Management in Action

Research

Managing protected areas in a changing world is challenging and complex. Canada’s mountain national parks have long been at the forefront of research, involvement and innovation to rethink the way people interact with landscapes, sharing these places with the world and yet ensuring that they remain unimpaired for future generations.

Projects  |  Monitoring  |  Reports 

Setting up a remote camera to monitor a diversionary feeding site © Parks Canada / D. Rafla
Setting up a remote camera to monitor a diversionary feeding site

Projects

Canadian Pacific Railway

Parks Canada and Canadian Pacific have committed to a deeper understanding of the root-causes of bear-train collisions and developing solutions to discourage bears from using high-mortality risk zones.
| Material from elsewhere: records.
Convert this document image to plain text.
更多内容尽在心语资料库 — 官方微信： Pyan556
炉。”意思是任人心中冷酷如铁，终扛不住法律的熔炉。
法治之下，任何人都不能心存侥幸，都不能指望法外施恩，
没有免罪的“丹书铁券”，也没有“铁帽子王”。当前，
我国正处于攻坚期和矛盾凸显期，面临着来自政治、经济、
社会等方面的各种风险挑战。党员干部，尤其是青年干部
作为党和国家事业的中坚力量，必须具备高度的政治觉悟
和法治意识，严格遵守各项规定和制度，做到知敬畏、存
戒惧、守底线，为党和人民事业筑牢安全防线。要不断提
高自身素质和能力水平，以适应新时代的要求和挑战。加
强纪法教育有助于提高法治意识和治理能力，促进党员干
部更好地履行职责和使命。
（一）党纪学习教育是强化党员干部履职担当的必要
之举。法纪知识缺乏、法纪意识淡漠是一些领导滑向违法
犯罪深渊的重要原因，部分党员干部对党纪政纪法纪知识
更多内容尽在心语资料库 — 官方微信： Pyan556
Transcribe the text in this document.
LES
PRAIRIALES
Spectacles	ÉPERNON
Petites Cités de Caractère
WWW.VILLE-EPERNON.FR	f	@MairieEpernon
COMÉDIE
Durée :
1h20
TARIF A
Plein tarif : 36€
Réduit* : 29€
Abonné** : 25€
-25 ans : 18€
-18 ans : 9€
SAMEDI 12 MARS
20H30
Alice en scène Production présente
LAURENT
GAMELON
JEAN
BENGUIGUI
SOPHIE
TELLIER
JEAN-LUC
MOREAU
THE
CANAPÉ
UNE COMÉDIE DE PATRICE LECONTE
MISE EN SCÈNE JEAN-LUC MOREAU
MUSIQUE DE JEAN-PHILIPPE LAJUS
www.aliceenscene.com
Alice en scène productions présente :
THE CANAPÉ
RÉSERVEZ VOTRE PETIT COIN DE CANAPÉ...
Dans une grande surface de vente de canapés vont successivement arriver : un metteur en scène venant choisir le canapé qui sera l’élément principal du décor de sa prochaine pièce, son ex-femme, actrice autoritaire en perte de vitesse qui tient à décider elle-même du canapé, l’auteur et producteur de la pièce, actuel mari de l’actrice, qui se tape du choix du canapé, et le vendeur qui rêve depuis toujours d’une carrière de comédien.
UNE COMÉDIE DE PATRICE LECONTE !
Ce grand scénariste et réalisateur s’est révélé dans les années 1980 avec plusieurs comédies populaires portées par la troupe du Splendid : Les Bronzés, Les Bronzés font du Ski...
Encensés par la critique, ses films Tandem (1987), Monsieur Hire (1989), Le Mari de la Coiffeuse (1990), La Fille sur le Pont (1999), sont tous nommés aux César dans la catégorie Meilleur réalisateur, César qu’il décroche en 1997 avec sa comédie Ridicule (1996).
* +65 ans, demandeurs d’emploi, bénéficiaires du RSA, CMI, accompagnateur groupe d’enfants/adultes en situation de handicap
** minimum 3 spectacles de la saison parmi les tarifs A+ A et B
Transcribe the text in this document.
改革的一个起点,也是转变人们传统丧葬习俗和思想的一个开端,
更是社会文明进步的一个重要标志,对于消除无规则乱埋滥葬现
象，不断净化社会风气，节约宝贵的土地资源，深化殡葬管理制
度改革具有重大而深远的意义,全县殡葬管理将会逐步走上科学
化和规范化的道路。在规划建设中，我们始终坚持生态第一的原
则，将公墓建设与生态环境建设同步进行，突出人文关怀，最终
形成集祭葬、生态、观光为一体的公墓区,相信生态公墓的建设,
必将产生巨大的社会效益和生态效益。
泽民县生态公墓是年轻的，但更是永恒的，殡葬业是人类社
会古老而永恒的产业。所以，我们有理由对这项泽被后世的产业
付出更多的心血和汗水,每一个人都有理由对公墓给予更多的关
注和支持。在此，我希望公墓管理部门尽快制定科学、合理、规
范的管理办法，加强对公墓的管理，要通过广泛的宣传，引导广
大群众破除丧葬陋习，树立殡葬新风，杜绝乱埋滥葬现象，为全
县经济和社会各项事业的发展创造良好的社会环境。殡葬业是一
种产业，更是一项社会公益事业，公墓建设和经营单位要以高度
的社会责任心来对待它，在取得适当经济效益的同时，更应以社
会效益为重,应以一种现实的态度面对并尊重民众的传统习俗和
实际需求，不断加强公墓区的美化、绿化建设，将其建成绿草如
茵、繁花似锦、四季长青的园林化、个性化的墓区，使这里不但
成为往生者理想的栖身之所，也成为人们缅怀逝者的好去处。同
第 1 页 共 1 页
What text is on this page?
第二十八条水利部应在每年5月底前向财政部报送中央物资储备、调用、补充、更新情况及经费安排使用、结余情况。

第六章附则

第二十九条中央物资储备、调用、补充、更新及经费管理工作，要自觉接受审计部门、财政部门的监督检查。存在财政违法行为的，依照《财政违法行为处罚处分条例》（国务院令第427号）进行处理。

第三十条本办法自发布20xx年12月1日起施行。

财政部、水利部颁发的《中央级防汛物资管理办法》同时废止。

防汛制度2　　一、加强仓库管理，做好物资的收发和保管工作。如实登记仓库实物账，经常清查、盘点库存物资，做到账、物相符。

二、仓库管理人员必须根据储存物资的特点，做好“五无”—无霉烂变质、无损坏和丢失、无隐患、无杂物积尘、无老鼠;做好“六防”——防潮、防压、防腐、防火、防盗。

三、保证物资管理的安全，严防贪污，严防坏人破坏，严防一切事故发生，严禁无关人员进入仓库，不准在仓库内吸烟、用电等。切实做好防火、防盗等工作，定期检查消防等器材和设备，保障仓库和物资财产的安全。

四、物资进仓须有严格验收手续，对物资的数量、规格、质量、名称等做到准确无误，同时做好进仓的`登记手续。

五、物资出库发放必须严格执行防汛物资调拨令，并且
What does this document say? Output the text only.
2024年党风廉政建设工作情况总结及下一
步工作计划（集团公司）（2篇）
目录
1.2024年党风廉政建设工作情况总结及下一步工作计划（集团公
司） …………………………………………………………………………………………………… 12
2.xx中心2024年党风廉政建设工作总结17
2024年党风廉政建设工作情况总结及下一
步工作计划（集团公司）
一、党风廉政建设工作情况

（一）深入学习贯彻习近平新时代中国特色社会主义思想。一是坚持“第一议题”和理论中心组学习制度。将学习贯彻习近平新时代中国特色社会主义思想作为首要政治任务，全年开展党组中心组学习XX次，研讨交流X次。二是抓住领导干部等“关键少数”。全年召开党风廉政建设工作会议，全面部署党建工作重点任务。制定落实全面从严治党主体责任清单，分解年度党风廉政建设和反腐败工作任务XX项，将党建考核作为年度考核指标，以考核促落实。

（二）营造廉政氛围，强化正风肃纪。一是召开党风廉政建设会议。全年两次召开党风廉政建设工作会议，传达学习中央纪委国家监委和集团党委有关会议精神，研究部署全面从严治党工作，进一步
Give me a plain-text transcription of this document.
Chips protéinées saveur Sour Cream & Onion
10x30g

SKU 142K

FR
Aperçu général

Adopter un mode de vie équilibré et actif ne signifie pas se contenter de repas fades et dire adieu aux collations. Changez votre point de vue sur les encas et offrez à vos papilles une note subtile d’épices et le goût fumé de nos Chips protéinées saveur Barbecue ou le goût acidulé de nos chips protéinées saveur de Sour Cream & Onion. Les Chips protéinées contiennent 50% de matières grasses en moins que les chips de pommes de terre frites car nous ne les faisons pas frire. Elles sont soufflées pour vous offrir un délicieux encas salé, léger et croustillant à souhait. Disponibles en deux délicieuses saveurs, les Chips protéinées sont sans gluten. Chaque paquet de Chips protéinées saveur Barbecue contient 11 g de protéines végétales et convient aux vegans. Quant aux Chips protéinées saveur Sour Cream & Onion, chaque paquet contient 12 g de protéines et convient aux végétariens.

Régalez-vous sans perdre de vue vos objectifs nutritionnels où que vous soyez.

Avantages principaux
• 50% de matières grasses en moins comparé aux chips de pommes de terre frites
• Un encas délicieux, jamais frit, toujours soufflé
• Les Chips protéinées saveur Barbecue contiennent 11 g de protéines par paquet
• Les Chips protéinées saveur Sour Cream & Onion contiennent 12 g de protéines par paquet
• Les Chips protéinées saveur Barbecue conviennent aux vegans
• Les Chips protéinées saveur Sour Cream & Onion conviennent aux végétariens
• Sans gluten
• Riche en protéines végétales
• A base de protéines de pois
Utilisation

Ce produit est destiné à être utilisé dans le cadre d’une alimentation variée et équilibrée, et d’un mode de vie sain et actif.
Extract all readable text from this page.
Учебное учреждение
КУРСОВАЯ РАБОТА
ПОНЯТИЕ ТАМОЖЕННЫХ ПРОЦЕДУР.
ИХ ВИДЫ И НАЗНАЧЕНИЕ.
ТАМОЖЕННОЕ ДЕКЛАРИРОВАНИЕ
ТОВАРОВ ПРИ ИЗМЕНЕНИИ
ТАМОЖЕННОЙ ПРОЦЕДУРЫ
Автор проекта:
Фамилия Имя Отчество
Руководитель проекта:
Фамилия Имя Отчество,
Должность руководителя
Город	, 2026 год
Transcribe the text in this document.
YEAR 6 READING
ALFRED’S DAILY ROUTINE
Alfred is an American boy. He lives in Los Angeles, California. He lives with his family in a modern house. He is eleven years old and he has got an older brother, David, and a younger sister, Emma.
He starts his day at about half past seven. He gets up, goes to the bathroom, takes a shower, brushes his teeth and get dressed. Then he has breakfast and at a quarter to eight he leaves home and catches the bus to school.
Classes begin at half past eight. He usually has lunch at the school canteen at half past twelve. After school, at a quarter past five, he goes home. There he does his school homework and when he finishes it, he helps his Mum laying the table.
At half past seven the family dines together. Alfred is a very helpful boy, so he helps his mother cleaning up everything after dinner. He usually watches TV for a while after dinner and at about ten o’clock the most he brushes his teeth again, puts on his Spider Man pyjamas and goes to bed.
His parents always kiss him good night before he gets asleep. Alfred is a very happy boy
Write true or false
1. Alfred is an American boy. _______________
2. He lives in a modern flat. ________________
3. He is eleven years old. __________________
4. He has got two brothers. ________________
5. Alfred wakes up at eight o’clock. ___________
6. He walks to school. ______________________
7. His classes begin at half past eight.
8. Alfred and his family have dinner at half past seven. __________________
A number of promising solutions are being tested, including a grizzly bear GPS collaring and monitoring program, and sight-line and sound-line improvements through vegetation management.

Parks Canada and Canadian Pacific are also investigating an off-site test area to evaluate fence closure alternatives to assess what infrastructure is needed to stop bears from accessing the railway corridor. Should this option prove feasible, it will be subject to an environmental assessment.

These proposed solutions are components of a larger, five-year Joint Action Plan aimed at reducing grizzly bear mortality on the rail line in Banff and Yoho national parks.

Eastern Slopes Grizzly Bear Project

The Eastern Slopes Grizzly Bear Project (1994-2002) addressed the urgent need for scientific information about the cumulative effects of human development and activities on grizzly bears on the eastern slopes of the Rocky Mountains in Alberta. The final report was published in 2005.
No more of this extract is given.